Tuesday, March 18, 2014

Lewis: "Humean Supervenience Debugged" (1994)

In this paper, David Lewis wrings his hands at a phenomenon he calls "undermining." He considers a probabilistic model as "undermined" if it assigns a positive probability to a data set that would cause a rational agent to adopt a different model.

"Contradiction!"

To say this in a vocabulary closer to Lewis', suppose that C(F | E) is the posterior probability a rational believer would assign to the event F in light of the evidence E. Suppose further that we are looking at the specific case in which E reveals the actual parameters of the world (e.g., "This coin has bias 0.3"), and F is a possible future which would produce a different subjective belief in our hypothetical observer (e.g., "The empirical frequency will be 0.4")

The question is then: Given E, does the possible future F have zero probability, or positive probability? Without giving any argument, Lewis asserts that
there is some present chance that events would would go in such a way as to complete a chancemaking pattern that would make the present chances different from what they actually are. (p. 482)
But he contrasts that with the following "argument":
But F is inconsistent with E, so C(F/E) = 0. Contradiction. (p. 483)
The former of these quotes seem to indicate that he is thinking about a finite sample from the model (consistent with the example he gives on p. 488). The latter argument, on the other hand, seems to assume that he is talking about a limiting frequency from an ergodic process or something like that — unless he seriously believes that empirical frequencies cannot differ from parameter values.

The Super-Objectivist

But this way of putting the argument is of course alien to Lewis. He has no concept of a statistical model, and he thinks that the credence of a rational agent is a unique and well-defined concept that doesn't require any assumptions:
Despite appearances and the odd metaphor, this is not epistemology! You're welcome to spot an analogy, but I insist that I am not talking about how evidence determines what's reasonable to believe about laws and chances. Rather, I'm talking about how nature—the Humean arrangement of qualities—determines what's true about laws and chances. Whether there are any believers living in the lawful and chancy world has nothing to do with it. (pp. 481–82)
This is even stronger and more absurd than classical objectivism. Instead of just discarding certain models as inconsistent with the evidence, Lewis assumes that the evidence suggests a single optimal model out of its own accord. For no apparent reason, he also wants "nature" to do this in a retrospective manner even though there is no reason to, given that he has expelled all subjective observers from the universe.

The Big Flip

Lewis' own solution to the "paradox" is to say that credences should be conditioned on "theories" as well as data — but "theory" doesn't quite mean what it sounds like. This is evident from the example he gives towards the end of the paper.

In this example, he assumes that a coin has exhibited a frequency of 2/3 heads in the past, and he assumes that this means that our hypothetical rational agent estimates its bias to be 2/3.

The "theory" T that he wants us to consider is then that the next 10,002 coin flips exhibit a frequency of exactly 2/3 heads, i.e., 6,668 heads and 3,334 tails.

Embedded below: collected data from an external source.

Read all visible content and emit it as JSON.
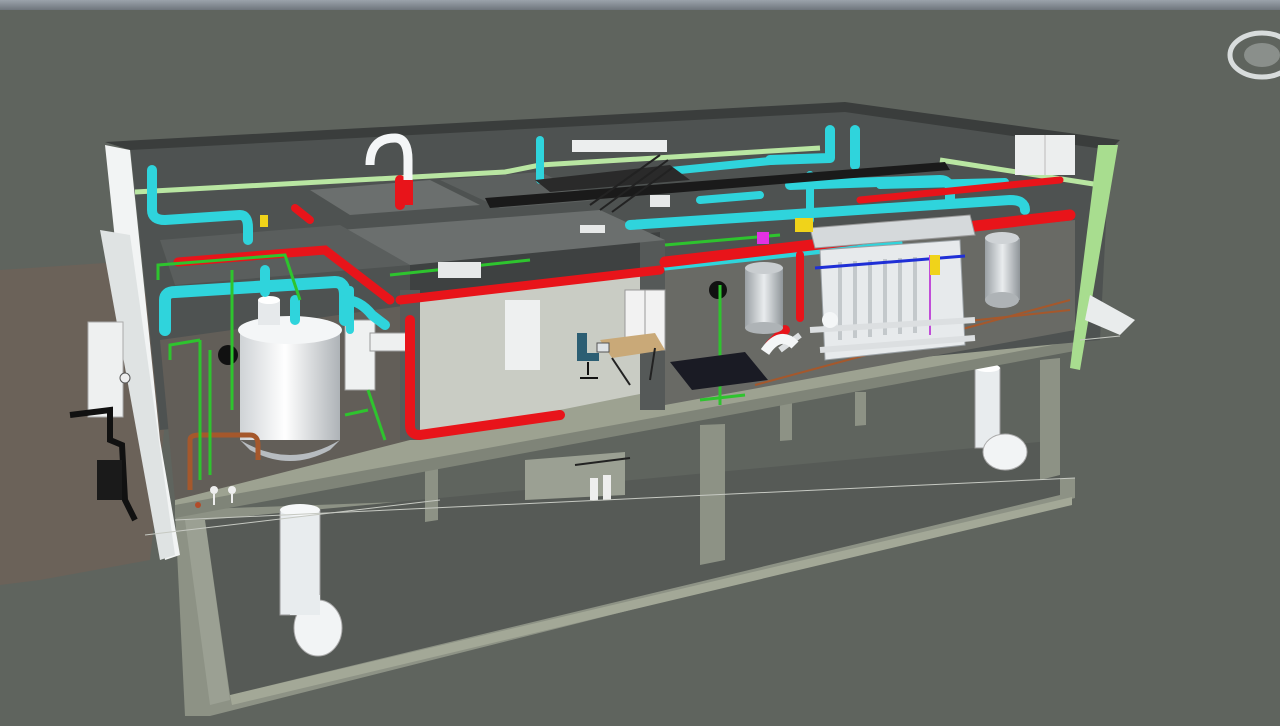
{
  "viewer": {
    "mode": "3d-model-viewport",
    "view_cube_icon": "view-cube-icon",
    "colors": {
      "background": "#5f645e",
      "ground": "#6b6259",
      "concrete": "#8d9285",
      "wall_dark": "#4a4d4c",
      "floor": "#c9ccc4",
      "supply_air": "#2fd4dc",
      "hot_water": "#e8141a",
      "cold_water": "#2ec42e",
      "trim_green": "#b9e6a2",
      "equipment": "#e8ecee",
      "copper": "#a5582c"
    }
  }
}
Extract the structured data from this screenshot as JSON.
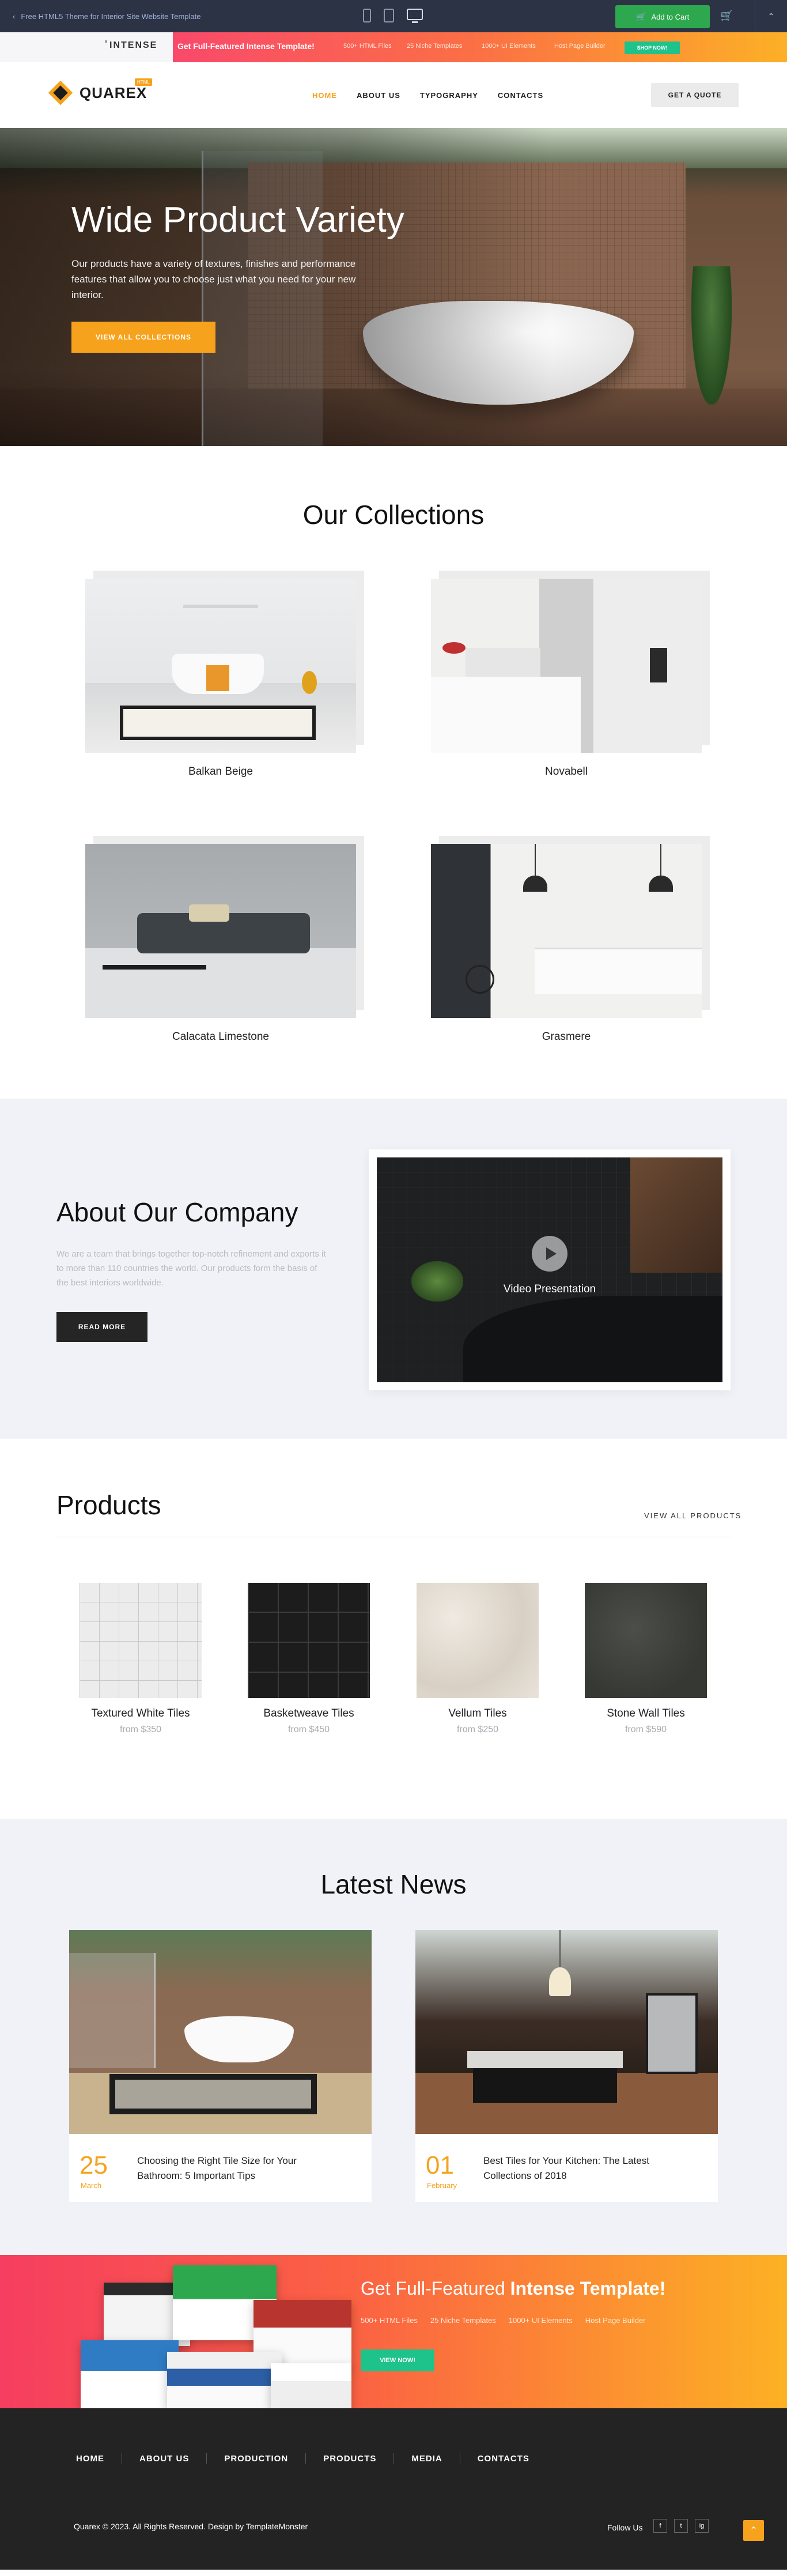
{
  "topbar": {
    "back_label": "Free HTML5 Theme for Interior Site Website Template",
    "cart_label": "Add to Cart"
  },
  "promo": {
    "brand": "INTENSE",
    "headline": "Get Full-Featured Intense Template!",
    "features": [
      "500+ HTML Files",
      "25 Niche Templates",
      "1000+ UI Elements",
      "Host Page Builder"
    ],
    "shop_label": "SHOP NOW!"
  },
  "header": {
    "logo_text": "QUAREX",
    "logo_badge": "HTML",
    "nav": [
      "HOME",
      "ABOUT US",
      "TYPOGRAPHY",
      "CONTACTS"
    ],
    "quote_label": "GET A QUOTE"
  },
  "hero": {
    "title": "Wide Product Variety",
    "text": "Our products have a variety of textures, finishes and performance features that allow you to choose just what you need for your new interior.",
    "cta": "VIEW ALL COLLECTIONS"
  },
  "collections": {
    "title": "Our Collections",
    "items": [
      "Balkan Beige",
      "Novabell",
      "Calacata Limestone",
      "Grasmere"
    ]
  },
  "about": {
    "title": "About Our Company",
    "text": "We are a team that brings together top-notch refinement and exports it to more than 110 countries the world. Our products form the basis of the best interiors worldwide.",
    "button": "READ MORE",
    "video_label": "Video Presentation"
  },
  "products": {
    "title": "Products",
    "view_all": "VIEW ALL PRODUCTS",
    "items": [
      {
        "name": "Textured White Tiles",
        "price": "from $350"
      },
      {
        "name": "Basketweave Tiles",
        "price": "from $450"
      },
      {
        "name": "Vellum Tiles",
        "price": "from $250"
      },
      {
        "name": "Stone Wall Tiles",
        "price": "from $590"
      }
    ]
  },
  "news": {
    "title": "Latest News",
    "posts": [
      {
        "day": "25",
        "month": "March",
        "title": "Choosing the Right Tile Size for Your Bathroom: 5 Important Tips"
      },
      {
        "day": "01",
        "month": "February",
        "title": "Best Tiles for Your Kitchen: The Latest Collections of 2018"
      }
    ]
  },
  "banner": {
    "title_pre": "Get Full-Featured ",
    "title_bold": "Intense Template!",
    "features": [
      "500+ HTML Files",
      "25 Niche Templates",
      "1000+ UI Elements",
      "Host Page Builder"
    ],
    "button": "VIEW NOW!"
  },
  "footer": {
    "nav": [
      "HOME",
      "ABOUT US",
      "PRODUCTION",
      "PRODUCTS",
      "MEDIA",
      "CONTACTS"
    ],
    "copyright": "Quarex © 2023. All Rights Reserved. Design by TemplateMonster",
    "follow": "Follow Us",
    "social": [
      "f",
      "t",
      "ig"
    ]
  }
}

This event has the binomial probability
Pr(T) = B(6,668; 10,002, 2/3).
He then asks us to consider a possible future A in which the next four coin flips come up heads. Still using the parameter estimate of 2/3, this has the binomial probability
Pr(A) = B(4; 4, 2/3).
What is the conditional probability Pr(A | T)? Since the "theory" T did not change the parameter estimate 2/3, one might think that it equals the unconditional probability Pr(A). But for no apparent reason, Lewis decides to take the four coin flips in A from the coin flips in T, producing an amputated event T' with 3 fewer heads and 1 fewer tails. Even more oddly, he computes Pr(A, T') as if the two events were independent even though the observation of either would clearly change the parameter estimate used to compute the conditional probability of the other.

So according to his logic, the "joint probability" of A and T' is then
Pr(A, T') = B(4; 4, 2/3) B(6,665; 9,998, 2/3).
By dividing this by Pr(T), he supposedly finds the "conditional probability" of A given T.

This computation is, of course, completely absurd. If the parameter had been 1/3 instead of 2/3, it would have produced a "probability" larger than 1. So I'm afraid the example isn't doing much good.